At some point this year, this site will record its two-millionth visitor, and inasmuch as several thousand folks came by to read the tale of a librarian at Harvard who claimed she was sacked for being too attractive, I’m not above working the same sort of story at a different institution.
This is Debbie Lorenzana, who no longer works for Citigroup. Gothamist explains why:
Lorenzana says she was fired from Citigroup last summer after finally getting transferred out of the department where her troubles started. Her job title was business banker, providing services to small businesses. After some time on the job, the managers called her into a meeting and, according to her account, told her, “‘Your pants are too tight.’ I said, ‘I’m sorry, my pants are not too tight! If you want to talk about inappropriate clothes, go downstairs and look at some of the tellers!

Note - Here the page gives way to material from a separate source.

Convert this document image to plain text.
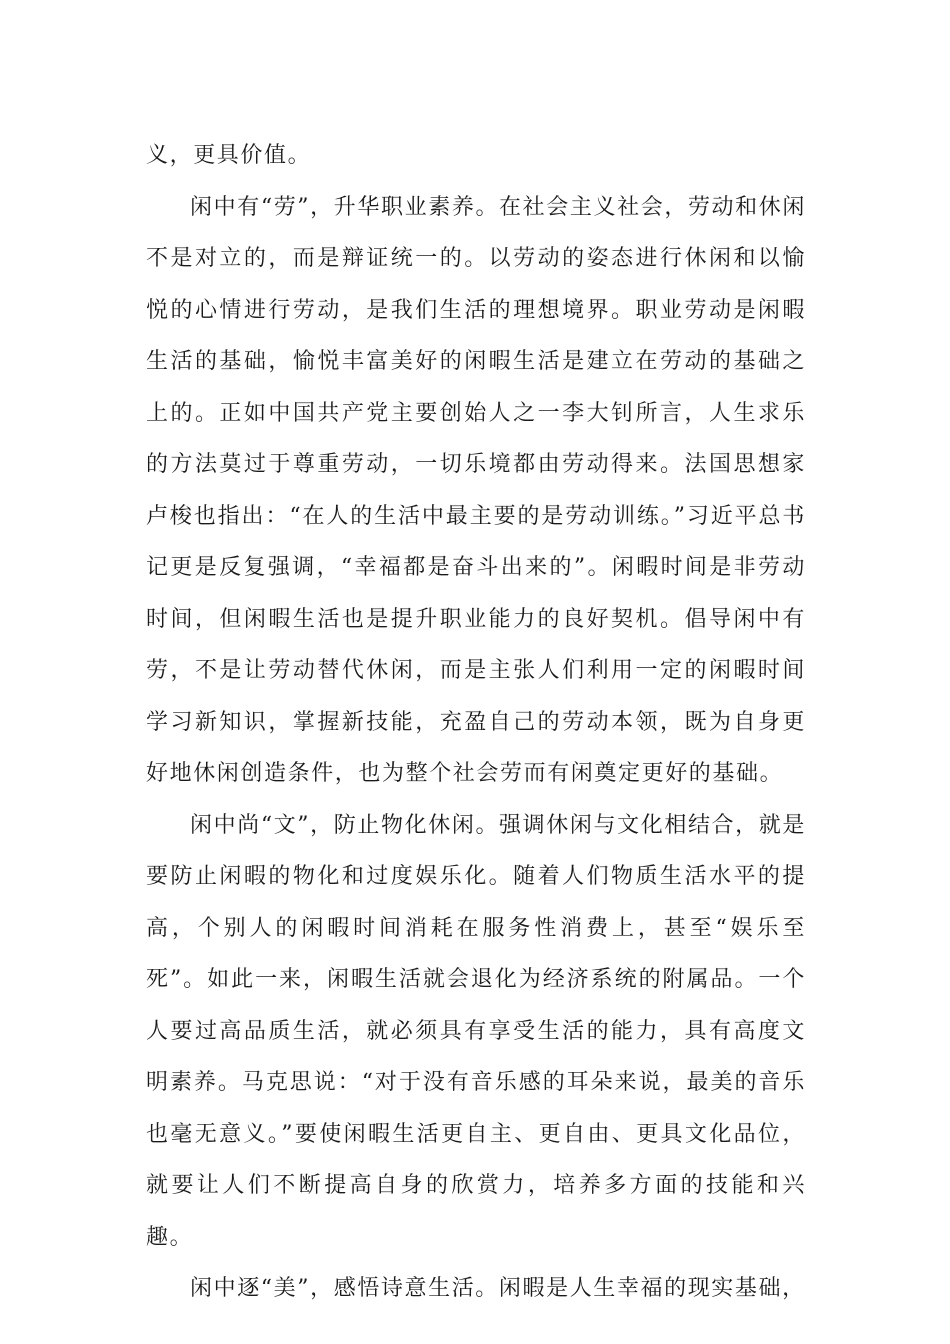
义，更具价值。

闲中有“劳”，升华职业素养。在社会主义社会，劳动和休闲不是对立的，而是辩证统一的。以劳动的姿态进行休闲和以愉悦的心情进行劳动，是我们生活的理想境界。职业劳动是闲暇生活的基础，愉悦丰富美好的闲暇生活是建立在劳动的基础之上的。正如中国共产党主要创始人之一李大钊所言，人生求乐的方法莫过于尊重劳动，一切乐境都由劳动得来。法国思想家卢梭也指出：“在人的生活中最主要的是劳动训练。”习近平总书记更是反复强调，“幸福都是奋斗出来的”。闲暇时间是非劳动时间，但闲暇生活也是提升职业能力的良好契机。倡导闲中有劳，不是让劳动替代休闲，而是主张人们利用一定的闲暇时间学习新知识，掌握新技能，充盈自己的劳动本领，既为自身更好地休闲创造条件，也为整个社会劳而有闲奠定更好的基础。

闲中尚“文”，防止物化休闲。强调休闲与文化相结合，就是要防止闲暇的物化和过度娱乐化。随着人们物质生活水平的提高，个别人的闲暇时间消耗在服务性消费上，甚至“娱乐至死”。如此一来，闲暇生活就会退化为经济系统的附属品。一个人要过高品质生活，就必须具有享受生活的能力，具有高度文明素养。马克思说：“对于没有音乐感的耳朵来说，最美的音乐也毫无意义。”要使闲暇生活更自主、更自由、更具文化品位，就要让人们不断提高自身的欣赏力，培养多方面的技能和兴趣。

闲中逐“美”，感悟诗意生活。闲暇是人生幸福的现实基础，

Some tellers would wear their pants so tight, it was like they had a permanent wedgie.'” But because she signed a mandatory-arbitration clause as a condition of her employment, her harassment case will be settled by an arbitrator, not a judge.
Her suit claims that, “as a result of her tall stature, coupled with her curvaceous figure, she should not wear classic high-heeled business shoes, as this purportedly drew attention to her body in a manner that was upsetting to her easily distracted male managers.”
Males “easily distracted?” Who knew?
As for our local tellers, I have no idea as to the state of their pants, since I only see them from here up. [gestures] Some of them are likely this attractive, but none of them are likely to cause rapid rotation of the ol’ Site Meter, if you know what I mean.